Problem statement:
Let $A$ be a matrix $\mathbb{R}^{d \times d}$, I want to find some conditions on $A$ such that there exists a differentiable convex function $f: \mathbb{R_{+}} \rightarrow \mathbb{R}$ which verifies:
\begin{equation} \forall x \in \mathbb{R}^{d}\ \|Ax\|_{2}^{2}=f'(\|x\|_{2}^{2}) \end{equation} Some examples:
If $A$ is a orthogonal matrix coming from some isometry then we can take $f(t)=t^{2}/2$, if $A=cI$ for some $c\geq0$ we can take $f(t)=c t^{2}/2$. Are these the only cases ?

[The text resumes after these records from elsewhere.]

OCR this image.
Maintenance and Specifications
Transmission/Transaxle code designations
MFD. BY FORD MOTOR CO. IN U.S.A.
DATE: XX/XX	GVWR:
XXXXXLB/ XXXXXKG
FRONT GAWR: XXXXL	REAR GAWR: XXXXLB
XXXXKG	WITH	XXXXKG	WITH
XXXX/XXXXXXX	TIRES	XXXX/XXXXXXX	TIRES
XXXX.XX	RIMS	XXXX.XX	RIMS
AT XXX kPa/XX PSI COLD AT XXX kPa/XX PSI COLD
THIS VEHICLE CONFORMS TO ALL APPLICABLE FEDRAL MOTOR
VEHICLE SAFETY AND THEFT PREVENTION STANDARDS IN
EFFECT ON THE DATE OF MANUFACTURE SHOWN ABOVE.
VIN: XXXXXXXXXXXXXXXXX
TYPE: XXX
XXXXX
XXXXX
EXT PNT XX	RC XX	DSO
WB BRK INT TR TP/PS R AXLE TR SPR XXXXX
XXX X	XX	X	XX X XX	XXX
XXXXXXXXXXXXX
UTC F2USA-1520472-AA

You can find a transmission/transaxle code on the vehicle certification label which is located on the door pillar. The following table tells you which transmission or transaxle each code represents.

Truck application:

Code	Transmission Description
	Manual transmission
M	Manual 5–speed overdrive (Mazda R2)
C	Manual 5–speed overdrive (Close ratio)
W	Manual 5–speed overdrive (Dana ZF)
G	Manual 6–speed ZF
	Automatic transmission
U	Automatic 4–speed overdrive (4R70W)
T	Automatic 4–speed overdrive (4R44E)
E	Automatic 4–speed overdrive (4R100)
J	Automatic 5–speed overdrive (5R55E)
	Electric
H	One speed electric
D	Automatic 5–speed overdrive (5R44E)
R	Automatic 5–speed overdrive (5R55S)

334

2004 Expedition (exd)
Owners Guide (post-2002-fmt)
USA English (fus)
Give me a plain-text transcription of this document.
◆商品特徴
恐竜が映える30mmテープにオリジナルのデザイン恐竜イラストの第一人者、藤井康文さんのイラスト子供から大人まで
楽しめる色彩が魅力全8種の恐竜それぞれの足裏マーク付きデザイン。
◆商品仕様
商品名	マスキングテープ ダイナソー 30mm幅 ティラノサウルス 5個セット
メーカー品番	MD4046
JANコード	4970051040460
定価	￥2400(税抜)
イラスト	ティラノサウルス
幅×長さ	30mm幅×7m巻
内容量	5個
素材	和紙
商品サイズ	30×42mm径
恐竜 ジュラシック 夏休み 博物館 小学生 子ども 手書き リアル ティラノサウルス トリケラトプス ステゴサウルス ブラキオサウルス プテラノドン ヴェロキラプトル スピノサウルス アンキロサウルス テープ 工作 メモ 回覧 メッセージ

I have two strategies so far :
First approach I want to restrict the space of research for $f$. Suppose that $Ker(A)\neq {0}$, then it implies that $f$ must be constant on $[0,\sup_{x\in Ker(A)}(\|x\|_{2}^{2})]$ otherwise it would break the convexity of $f$. Appart from this segment we know that the derivative is bounded: $f'(t)\leq \|A\|_{2}t$. Can we go further on this ?
Second approach, maybe it is useful to decompose $A$ with $A=U\Sigma V^{T}$ where $\Sigma=diag(\lambda_{1},\cdots,\lambda_{d})$, with the change of variable $v=V^{T}x$, the problem is equivalent as finding $f$ satisfying $f'(\|v\|_{2}^{2})=\sum_{i} \lambda_{i}^{2}\|v_{i}\|_{2}^{2}$.